Running Up That Hill.
Frank Spencer, the eternal optimist once said, "Every day, in every way, I'm getting better and better". How we laughed as the world around him was turned into chaos. We might all do well to follow his philosophy though. Frank was never down trodden. No matter what ill luck plagued him, he picked himself up and dusted himself down, and started all over again (Note to self. Write a song for a musical using these words later).
It has taken me a very long time to see that this approach is the best approach to life. To a man who the glass has always been half empty, it comes as a shock to suddenly realise that maybe, just maybe, the glass is actually half full. What has brought about this shift in my perception of life? No, not class A drugs, copious amounts of beer or too many orange Smarties. The hypnotherapy/psychotherapy I have had recently has been the main instigator in this turn around. In recent years when I have had some form of therapy, I have always held on the feeling of anxiety/depression and used it as some form of comfort blanket. I did this all unconsciously of course. I didn't have the self awareness to see that I was doing this. A combination of this being pointed out and me being ready to move on, has been a revelation. I still do hang on to my anxiety a bit, but the ties are getting weaker and weaker. I'm continuing with the therapy until I've broken them completely and they will never be able to return. It may still take a little while but I know I'm so much better than I have probably ever been. I'm posting this for one thing and in the past the thought of feeling well was so alien, that I know that I checked in with myself to ensure I was still feeling shit. I would have found it very difficult to admit to being alright.
My very good friend Debi told me on Thursday that she could see a change in me. My negative outlook was not there anymore. It was lovely to hear. I've felt a change in me, so it was nice to be told that others have noticed it too. Holly, told me too that the change in my physiology was markedly better since I first started receiving treatment from her. I don't look so drawn and tired, and although I still feel pretty tired I know that this won't last for ever.
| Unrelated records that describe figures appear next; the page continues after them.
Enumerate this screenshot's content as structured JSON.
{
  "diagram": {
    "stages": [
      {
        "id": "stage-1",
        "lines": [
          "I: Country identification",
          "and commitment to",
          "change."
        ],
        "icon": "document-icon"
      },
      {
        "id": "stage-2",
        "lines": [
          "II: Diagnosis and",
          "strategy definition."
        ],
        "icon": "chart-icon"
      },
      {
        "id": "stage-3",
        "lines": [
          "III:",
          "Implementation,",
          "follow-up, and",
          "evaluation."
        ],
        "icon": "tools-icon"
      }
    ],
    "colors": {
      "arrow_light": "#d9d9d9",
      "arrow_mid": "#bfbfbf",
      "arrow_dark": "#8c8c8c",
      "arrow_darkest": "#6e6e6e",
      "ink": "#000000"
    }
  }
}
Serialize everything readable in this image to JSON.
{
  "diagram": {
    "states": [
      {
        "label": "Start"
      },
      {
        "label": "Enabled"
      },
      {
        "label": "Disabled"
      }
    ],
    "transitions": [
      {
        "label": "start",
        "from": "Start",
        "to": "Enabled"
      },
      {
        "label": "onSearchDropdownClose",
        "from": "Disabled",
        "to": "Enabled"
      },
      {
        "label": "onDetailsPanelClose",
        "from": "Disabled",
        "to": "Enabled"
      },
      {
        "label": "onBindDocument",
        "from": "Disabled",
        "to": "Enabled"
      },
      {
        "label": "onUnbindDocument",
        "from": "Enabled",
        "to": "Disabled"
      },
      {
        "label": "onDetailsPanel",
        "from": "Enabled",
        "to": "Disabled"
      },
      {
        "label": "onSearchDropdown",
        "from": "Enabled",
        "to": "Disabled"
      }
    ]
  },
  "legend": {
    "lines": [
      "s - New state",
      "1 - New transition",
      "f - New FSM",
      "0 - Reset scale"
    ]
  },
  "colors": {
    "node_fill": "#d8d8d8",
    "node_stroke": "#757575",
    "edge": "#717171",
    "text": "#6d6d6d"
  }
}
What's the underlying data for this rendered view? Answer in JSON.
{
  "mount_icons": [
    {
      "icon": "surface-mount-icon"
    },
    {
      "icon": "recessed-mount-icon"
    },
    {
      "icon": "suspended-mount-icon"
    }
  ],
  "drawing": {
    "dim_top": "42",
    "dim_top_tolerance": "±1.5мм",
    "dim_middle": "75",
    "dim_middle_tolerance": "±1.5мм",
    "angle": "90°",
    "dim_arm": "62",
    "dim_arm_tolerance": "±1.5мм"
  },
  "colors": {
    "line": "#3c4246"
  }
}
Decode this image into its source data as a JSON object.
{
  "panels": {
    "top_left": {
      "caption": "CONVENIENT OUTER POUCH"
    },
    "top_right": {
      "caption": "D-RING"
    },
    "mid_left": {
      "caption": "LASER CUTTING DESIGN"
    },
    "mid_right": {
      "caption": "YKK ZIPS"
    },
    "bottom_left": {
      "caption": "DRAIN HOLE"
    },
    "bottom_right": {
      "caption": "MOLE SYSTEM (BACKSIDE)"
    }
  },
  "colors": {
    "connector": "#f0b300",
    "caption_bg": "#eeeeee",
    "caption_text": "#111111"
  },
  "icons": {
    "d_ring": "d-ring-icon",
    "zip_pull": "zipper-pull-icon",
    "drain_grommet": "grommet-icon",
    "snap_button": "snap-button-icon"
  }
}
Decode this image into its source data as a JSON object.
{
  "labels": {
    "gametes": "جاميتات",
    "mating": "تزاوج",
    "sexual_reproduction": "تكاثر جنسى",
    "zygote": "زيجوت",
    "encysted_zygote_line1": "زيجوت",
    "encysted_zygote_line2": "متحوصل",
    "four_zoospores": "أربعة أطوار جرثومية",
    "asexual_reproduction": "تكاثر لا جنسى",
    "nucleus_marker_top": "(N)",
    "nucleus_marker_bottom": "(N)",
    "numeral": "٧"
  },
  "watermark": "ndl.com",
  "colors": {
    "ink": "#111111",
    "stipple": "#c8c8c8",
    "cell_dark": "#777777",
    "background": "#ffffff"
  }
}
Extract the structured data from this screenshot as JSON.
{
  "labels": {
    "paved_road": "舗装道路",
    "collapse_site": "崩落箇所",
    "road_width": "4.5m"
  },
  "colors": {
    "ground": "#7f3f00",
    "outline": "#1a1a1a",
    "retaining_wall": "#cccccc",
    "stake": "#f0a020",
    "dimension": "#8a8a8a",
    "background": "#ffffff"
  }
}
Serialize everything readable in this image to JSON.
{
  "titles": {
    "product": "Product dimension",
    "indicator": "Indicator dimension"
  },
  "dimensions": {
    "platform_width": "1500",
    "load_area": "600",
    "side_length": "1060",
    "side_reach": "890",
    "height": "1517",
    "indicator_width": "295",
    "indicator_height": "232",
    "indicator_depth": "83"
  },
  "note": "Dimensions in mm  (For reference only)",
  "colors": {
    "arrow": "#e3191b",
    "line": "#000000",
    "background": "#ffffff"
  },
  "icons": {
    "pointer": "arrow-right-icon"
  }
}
The next step is to get off these anti-anxiety/depressants that I have been on since June 2004. I'll take it steady and consult the doctor on how to do this in a couple of weeks time because I want ensure that it isn't the meds that have brought about this change in me (although I'm pretty convinced it isn't). My increased tiredness is probably due to the meds not having a whole lot to do at the moment, so they have decided to make me tired as a punishment ;-)
For the first time in I don't know when, I actually feel positive about the future, whatever it brings. And that I can assure you feels pretty darn good.